Sponsors may even argue that, in such situations, endorsement agreements might be rendered worthless because the purpose of the endorsement as originally pursued (to associate a brand with the positive values generated by the star in question) is defeated when the brand begins to be associated with negative publicity about them.
Sponsors might also wonder if claims against their stars could be a reason to terminate their agreements. This may be so, but this area is fraught with problems of interpretation where the parties’ rights in this regard are not set out precisely in the agreement or where morals or customs differ from one nationality to another. Sponsors face a difficult balance between a generic clause, which might not be sufficient as it could leave them unprotected from uncertain but still damaging acts, and a clause that attempts to set out specifically every act that might cause damage to the sponsor’s brand, which would always be incomplete.
Taking a recent example from the franchising world, The Body Shop’s franchise contract was the subject of a case in the Madrid Appellate Court. The contract provided a right to terminate where the franchisee, or any of the managers, executives, directors or partners acted in a way that could damage the repute or quality of the products, or in a way contrary to or in conflict with the values of the beauty care brand. The court held that this clause was sufficient to entitle the franchisor to terminate an agreement with a franchisee who was suspected of using the franchised shops for money laundering.
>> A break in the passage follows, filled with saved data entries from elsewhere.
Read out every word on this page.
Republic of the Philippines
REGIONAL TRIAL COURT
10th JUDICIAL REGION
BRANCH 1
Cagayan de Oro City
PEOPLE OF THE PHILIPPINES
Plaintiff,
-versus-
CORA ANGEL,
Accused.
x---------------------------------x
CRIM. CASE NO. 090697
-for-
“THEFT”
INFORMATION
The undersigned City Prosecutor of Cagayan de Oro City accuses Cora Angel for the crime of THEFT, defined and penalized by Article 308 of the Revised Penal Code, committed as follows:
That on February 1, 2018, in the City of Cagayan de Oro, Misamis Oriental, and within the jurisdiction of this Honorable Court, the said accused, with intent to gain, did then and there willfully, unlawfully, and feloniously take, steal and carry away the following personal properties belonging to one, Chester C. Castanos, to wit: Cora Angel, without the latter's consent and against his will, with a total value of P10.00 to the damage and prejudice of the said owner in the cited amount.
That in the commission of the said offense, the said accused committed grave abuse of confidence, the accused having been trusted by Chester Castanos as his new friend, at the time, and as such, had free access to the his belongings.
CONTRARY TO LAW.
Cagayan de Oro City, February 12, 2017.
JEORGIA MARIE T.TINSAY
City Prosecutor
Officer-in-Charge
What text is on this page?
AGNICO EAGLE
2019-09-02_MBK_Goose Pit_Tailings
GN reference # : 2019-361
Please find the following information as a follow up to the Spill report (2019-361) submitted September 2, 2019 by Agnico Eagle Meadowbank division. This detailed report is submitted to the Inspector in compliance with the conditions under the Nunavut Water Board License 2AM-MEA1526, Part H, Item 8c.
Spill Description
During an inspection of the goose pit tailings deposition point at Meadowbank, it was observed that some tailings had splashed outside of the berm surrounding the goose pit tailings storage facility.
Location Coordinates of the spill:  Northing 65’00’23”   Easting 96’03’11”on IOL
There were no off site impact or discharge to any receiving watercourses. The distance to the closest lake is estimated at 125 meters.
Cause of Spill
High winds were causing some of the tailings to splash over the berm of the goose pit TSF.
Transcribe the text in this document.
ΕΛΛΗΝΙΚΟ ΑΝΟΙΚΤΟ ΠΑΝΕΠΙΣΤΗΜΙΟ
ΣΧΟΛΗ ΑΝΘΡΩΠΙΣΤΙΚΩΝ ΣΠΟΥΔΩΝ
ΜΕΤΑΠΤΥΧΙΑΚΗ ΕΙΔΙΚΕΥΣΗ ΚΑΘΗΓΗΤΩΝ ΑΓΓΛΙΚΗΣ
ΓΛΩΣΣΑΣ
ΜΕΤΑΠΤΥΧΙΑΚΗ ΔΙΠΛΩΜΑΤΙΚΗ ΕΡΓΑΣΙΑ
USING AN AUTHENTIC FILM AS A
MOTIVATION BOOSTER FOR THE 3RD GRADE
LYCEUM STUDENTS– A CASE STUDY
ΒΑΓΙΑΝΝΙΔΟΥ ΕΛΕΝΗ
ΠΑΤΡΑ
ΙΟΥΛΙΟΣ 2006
Sponsors, therefore, will need to carefully examine the particular circumstances of the parties, their respective values, the specific products and services to be endorsed, as well as the territorial scope of the agreement. The aim is to balance the risks of damage to the reputation of a house brand by an association with an external party’s activities which are beyond the brand owner’s control, with the benefits that come with the endorsement of an individual with a large public following.